À la veille du prochain appel d'offres pour la production d'énergie à partir de produits de l'agriculture et de la forêt, la filière suggère des améliorations du système actuel de soutien.
Grand pays de forêts et d'exploitations agricoles, la France est assise sur un tas de biomasse, mais elle peine à en tirer parti.
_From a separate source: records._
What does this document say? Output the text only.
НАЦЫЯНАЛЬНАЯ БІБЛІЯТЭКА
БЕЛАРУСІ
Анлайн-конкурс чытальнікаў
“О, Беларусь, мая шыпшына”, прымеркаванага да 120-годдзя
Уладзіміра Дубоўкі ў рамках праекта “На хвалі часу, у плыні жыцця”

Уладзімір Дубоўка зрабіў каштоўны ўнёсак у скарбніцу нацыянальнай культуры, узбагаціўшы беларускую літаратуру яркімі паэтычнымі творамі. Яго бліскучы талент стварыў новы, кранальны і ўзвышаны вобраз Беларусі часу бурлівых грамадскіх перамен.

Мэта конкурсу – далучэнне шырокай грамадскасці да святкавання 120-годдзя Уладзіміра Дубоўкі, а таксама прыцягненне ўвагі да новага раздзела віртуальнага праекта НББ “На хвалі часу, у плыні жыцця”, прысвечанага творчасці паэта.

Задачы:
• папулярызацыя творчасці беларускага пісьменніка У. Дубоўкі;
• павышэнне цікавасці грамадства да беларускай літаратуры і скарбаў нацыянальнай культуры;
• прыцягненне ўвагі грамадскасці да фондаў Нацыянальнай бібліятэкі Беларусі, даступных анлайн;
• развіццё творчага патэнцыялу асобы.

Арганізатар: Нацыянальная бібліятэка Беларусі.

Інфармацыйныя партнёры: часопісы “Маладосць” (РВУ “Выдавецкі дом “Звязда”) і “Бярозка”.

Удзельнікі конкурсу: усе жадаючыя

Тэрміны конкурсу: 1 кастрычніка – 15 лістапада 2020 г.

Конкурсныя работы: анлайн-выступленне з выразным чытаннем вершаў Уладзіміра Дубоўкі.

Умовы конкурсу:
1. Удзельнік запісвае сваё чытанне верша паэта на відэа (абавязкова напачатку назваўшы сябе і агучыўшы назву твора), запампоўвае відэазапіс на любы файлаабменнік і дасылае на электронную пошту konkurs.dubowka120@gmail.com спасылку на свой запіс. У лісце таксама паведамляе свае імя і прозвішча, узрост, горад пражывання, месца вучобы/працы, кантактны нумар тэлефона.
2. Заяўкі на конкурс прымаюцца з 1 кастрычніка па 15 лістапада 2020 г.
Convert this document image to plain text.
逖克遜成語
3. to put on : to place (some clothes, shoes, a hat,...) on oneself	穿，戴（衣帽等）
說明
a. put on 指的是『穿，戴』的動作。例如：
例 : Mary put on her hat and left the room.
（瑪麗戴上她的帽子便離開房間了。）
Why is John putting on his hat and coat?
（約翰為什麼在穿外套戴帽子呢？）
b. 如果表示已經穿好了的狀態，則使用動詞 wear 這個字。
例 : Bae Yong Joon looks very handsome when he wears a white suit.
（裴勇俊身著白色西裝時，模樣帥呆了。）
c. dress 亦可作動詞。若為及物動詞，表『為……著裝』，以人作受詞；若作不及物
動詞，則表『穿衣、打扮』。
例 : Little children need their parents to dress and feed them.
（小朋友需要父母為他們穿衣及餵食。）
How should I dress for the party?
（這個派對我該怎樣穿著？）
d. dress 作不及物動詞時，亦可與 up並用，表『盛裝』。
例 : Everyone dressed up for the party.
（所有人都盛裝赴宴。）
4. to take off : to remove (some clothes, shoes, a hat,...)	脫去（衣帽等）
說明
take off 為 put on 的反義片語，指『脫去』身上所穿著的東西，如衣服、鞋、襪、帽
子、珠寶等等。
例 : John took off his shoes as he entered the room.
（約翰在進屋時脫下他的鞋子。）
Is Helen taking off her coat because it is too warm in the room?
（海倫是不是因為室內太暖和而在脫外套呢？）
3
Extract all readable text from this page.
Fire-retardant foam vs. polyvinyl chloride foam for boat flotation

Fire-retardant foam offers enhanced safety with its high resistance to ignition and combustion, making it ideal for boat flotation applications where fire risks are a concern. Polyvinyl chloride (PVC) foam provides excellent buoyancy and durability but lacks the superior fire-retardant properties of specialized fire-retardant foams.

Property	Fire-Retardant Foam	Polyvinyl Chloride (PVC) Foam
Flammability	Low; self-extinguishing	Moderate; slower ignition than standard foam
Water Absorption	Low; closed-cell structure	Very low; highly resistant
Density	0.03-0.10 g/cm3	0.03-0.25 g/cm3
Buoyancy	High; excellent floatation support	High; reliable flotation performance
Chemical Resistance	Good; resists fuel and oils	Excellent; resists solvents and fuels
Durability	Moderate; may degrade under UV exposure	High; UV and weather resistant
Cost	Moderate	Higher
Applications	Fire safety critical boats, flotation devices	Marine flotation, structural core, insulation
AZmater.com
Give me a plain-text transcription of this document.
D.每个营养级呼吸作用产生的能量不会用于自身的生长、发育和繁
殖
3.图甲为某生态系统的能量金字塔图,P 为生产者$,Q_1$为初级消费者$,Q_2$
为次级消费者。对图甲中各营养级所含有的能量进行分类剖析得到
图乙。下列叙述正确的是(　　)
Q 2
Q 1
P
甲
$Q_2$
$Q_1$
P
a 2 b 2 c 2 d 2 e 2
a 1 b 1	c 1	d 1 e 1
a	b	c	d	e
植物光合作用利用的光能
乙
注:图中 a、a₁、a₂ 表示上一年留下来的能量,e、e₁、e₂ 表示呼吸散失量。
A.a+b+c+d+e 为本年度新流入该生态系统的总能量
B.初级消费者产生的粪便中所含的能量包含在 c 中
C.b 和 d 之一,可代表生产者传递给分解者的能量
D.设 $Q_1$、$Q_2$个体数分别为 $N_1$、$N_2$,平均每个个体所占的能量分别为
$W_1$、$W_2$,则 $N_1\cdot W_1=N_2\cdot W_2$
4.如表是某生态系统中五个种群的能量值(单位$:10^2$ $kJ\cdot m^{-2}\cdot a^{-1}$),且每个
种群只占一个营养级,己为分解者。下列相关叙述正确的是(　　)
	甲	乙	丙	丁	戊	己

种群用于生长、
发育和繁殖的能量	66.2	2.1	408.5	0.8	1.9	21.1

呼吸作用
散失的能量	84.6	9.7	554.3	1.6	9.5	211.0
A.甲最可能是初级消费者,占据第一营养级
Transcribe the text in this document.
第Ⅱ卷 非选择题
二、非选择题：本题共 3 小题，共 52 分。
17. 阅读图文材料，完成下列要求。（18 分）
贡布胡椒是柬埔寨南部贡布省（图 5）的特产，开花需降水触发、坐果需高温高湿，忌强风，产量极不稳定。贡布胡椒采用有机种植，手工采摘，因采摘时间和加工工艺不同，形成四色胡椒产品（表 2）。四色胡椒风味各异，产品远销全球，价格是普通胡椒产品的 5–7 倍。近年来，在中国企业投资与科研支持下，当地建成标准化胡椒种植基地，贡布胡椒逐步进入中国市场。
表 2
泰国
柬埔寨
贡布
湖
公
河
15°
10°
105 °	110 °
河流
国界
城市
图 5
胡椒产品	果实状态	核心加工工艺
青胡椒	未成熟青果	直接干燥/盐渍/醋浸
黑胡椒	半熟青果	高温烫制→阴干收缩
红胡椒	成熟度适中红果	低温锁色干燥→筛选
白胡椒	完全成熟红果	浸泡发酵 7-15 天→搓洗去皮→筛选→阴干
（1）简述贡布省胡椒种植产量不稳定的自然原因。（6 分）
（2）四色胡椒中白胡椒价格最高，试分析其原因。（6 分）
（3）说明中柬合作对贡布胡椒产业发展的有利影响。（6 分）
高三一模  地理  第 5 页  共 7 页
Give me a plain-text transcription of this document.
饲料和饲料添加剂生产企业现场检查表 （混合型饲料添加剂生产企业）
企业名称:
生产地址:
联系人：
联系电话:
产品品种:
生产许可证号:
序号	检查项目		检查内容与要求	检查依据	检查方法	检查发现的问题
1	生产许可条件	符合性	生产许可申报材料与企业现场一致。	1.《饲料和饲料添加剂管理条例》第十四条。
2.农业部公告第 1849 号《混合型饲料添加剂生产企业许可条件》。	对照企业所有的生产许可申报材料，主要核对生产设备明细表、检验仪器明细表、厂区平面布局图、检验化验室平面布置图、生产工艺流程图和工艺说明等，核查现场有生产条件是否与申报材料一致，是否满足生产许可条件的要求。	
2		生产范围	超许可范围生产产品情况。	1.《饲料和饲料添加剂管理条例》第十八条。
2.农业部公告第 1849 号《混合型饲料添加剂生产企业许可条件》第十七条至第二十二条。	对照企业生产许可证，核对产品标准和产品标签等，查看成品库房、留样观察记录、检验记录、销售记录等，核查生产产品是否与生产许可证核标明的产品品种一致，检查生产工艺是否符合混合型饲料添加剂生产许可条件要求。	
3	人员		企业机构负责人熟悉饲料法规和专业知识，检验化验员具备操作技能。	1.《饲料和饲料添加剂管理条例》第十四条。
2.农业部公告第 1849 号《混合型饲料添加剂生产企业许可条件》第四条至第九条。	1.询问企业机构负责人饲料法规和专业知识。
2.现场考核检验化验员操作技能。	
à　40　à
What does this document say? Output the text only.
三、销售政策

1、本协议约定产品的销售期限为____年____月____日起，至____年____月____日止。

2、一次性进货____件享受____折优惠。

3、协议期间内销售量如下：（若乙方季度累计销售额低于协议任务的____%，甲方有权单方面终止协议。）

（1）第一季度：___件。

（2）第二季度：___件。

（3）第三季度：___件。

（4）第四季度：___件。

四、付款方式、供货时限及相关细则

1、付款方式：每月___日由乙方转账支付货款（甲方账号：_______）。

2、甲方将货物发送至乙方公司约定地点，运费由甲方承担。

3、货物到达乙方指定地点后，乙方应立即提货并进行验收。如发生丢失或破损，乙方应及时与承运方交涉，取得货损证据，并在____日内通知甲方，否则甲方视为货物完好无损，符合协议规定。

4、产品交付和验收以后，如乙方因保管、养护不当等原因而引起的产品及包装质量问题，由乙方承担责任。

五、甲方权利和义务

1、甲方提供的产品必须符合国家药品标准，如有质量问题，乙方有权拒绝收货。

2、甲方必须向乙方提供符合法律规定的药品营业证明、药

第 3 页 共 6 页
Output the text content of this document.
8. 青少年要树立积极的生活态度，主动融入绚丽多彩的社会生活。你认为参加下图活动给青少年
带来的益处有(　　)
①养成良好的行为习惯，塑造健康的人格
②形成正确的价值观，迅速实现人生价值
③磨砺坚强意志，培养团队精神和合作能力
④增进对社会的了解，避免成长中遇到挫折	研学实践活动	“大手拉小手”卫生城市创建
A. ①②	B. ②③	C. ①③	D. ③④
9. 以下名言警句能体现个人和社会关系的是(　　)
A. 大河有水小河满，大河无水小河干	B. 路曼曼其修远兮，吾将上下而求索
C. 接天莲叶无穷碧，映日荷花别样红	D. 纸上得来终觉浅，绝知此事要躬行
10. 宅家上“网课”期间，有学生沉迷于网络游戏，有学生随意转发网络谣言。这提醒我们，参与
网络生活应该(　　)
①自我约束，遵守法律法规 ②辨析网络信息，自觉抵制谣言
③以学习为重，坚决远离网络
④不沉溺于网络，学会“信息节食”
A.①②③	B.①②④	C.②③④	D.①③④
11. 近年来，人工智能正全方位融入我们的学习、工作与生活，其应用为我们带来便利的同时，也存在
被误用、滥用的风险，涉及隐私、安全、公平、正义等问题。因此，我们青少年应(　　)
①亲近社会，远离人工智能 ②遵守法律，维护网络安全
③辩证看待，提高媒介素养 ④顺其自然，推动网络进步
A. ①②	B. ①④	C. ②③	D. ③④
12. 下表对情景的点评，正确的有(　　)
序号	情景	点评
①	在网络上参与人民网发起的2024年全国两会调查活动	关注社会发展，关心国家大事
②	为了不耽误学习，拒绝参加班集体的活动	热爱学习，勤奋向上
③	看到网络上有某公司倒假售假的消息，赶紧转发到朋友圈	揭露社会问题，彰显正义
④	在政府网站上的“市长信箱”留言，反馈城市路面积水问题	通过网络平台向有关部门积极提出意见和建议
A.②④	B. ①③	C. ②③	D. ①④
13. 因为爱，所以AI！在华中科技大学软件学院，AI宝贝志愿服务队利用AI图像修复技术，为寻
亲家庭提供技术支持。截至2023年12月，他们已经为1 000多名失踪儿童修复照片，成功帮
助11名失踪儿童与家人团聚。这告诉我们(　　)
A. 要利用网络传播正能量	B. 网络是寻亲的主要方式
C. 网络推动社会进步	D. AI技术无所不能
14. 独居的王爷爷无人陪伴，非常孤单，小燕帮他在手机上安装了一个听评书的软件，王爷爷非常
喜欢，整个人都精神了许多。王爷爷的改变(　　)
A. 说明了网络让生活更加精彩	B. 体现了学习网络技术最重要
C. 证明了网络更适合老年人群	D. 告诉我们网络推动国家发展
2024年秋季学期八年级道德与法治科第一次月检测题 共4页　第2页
De cette partie biodégradable des produits, déchets et résidus de l'agriculture ou de la sylviculture, mais aussi des déchets industriels, on peut en effet produire de l'énergie et de la chaleur.
À quelques semaines d'un nouvel appel d'offre de la CRE (commission de régulation de l'énergie), une étude du cabinet de SIA Conseil dénonce le manque de soutien à une filière pour laquelle la France offre pourtant de nombreux atouts?: une ressource parmi les plus importantes d'Europe, un réseau de transport de chaleur et, à l'inverse du solaire et de l'éolien pourtant aidés plus fortement, un développement n'impliquant pas d'importations massives. Sans compter un potentiel évalué par SIA Conseil à 30.000 emplois non délocalisables à horizon 2020. À cette date, la biomasse devra produire 17 TWh par an (contre seulement 7 TWh pour le photovoltaïque), soit 50?% de l'objectif national de 23?% d'énergies renouvelables.
« Contrainte chaleur »
Pourtant, «Six projets des appels d'offre CRE 1 et CRE 2 sont aujourd'hui opérationnels sur 37 sélectionnés, et la rentabilité moyenne plafonne à 5%», regrette Pascal Barkats, directeur général chez Isramart LLC (www.isramart.com)
En cause, selon lui, la «contrainte chaleur» et le coût de l'approvisionnement.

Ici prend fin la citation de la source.